The cloth doesn't matter at all. The path that the cue ball takes after leaving the tip is decided within the first millisecond after you hit it. All the cue ball cares about is how far off to the side you hit, how forcefully you hit, and how much the shaft "gives" during that split second where the tip makes contact.

That's what determines the line the cue ball takes after leaving the tip. It's not like the tiny fibers in the cloth are turning that big old cue ball off course, so it only deflects half an inch instead of an inch or whatever. The 'grabbiness' of the cloth might affect how much a ball wants to swerve, and it definitely affects masse action when you elevate the cue... but those are whole different topics.
 
yeah i understand deflection is a factor of the tip offset and the mass of the tip end of the stick relative to the mass of the ball. but if the stick is pushing the cue ball offline to create deflection, if the surface is stickier wouldn't that oppose the pushing offline of the cueball a little? not sure if this could be enough to be a noticeable factor or not. or it could be a masse effect like you mentioned, where the cueball is swerving differently due to the cloth, creating the effect of different effective squirt.
 
For the first 3 weeks that I had Velocity Pro on my Valley 7' table I got a lot of what I call skid. I would miss 6' 45 degree cut shots by a few inches. This cloth was put on super tight and it was worse on hot days. The table is on my screened patio. Now that the cloth relaxed a bit, it seems not to skid at all. Johnnyt
 
if the surface is stickier wouldn't that oppose the pushing offline of the cueball a little?

There is no "pushing offline". The CB only "pushes" in one direction, and that's the "line"; the fact that your stick is pointed a little to the side of that line doesn't mean there are two lines. A shot with squirt acts exactly like a shot without squirt.

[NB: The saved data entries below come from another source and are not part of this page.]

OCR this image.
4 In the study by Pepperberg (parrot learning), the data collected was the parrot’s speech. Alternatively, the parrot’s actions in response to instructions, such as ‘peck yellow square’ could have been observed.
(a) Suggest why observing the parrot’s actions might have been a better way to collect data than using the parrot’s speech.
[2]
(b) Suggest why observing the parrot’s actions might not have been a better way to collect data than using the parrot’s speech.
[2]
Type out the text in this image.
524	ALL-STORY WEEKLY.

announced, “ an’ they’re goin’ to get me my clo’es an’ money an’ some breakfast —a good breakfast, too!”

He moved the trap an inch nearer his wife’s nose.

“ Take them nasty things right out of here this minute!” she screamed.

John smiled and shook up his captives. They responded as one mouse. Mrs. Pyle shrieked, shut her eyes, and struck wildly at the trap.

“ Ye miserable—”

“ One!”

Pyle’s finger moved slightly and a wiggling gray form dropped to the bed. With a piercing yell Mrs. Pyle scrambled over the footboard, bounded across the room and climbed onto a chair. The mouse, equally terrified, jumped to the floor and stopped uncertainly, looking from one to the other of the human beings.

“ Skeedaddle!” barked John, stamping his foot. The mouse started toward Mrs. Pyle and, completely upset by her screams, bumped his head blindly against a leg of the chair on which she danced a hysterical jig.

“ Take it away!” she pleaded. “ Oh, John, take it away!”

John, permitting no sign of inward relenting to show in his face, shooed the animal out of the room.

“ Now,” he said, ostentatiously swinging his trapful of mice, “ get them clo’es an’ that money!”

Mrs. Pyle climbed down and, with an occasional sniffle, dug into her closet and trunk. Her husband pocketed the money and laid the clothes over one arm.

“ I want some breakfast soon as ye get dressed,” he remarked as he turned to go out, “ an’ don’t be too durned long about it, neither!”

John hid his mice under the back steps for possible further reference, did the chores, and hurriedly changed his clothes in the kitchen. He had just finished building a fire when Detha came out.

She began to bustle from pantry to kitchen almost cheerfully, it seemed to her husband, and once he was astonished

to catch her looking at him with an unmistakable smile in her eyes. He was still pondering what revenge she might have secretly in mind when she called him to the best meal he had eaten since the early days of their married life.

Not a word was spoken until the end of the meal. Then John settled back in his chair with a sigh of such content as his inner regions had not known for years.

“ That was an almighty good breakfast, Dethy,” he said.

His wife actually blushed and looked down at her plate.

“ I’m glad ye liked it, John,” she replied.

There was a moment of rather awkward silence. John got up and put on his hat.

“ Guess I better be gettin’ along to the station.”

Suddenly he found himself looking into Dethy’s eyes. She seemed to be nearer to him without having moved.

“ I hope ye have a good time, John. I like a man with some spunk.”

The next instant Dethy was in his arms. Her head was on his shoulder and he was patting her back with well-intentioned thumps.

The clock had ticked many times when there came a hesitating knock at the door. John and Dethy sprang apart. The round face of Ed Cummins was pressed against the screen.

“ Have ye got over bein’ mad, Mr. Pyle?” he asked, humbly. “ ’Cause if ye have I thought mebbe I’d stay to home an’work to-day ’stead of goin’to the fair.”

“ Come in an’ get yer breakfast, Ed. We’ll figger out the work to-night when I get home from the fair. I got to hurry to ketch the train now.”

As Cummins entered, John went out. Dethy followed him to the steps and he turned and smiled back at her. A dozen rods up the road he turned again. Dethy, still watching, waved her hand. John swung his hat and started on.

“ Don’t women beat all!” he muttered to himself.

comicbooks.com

Cloth friction exists on every shot; it simply slows the CB down.

pj
chgo
 
For the first 3 weeks that I had Velocity Pro on my Valley 7' table I got a lot of what I call skid. I would miss 6' 45 degree cut shots by a few inches. This cloth was put on super tight and it was worse on hot days. The table is on my screened patio. Now that the cloth relaxed a bit, it seems not to skid at all. Johnnyt

The two are unrelated. You can think of skid just like squirt: whatever the reason for it, it's simply the single direction the ball goes.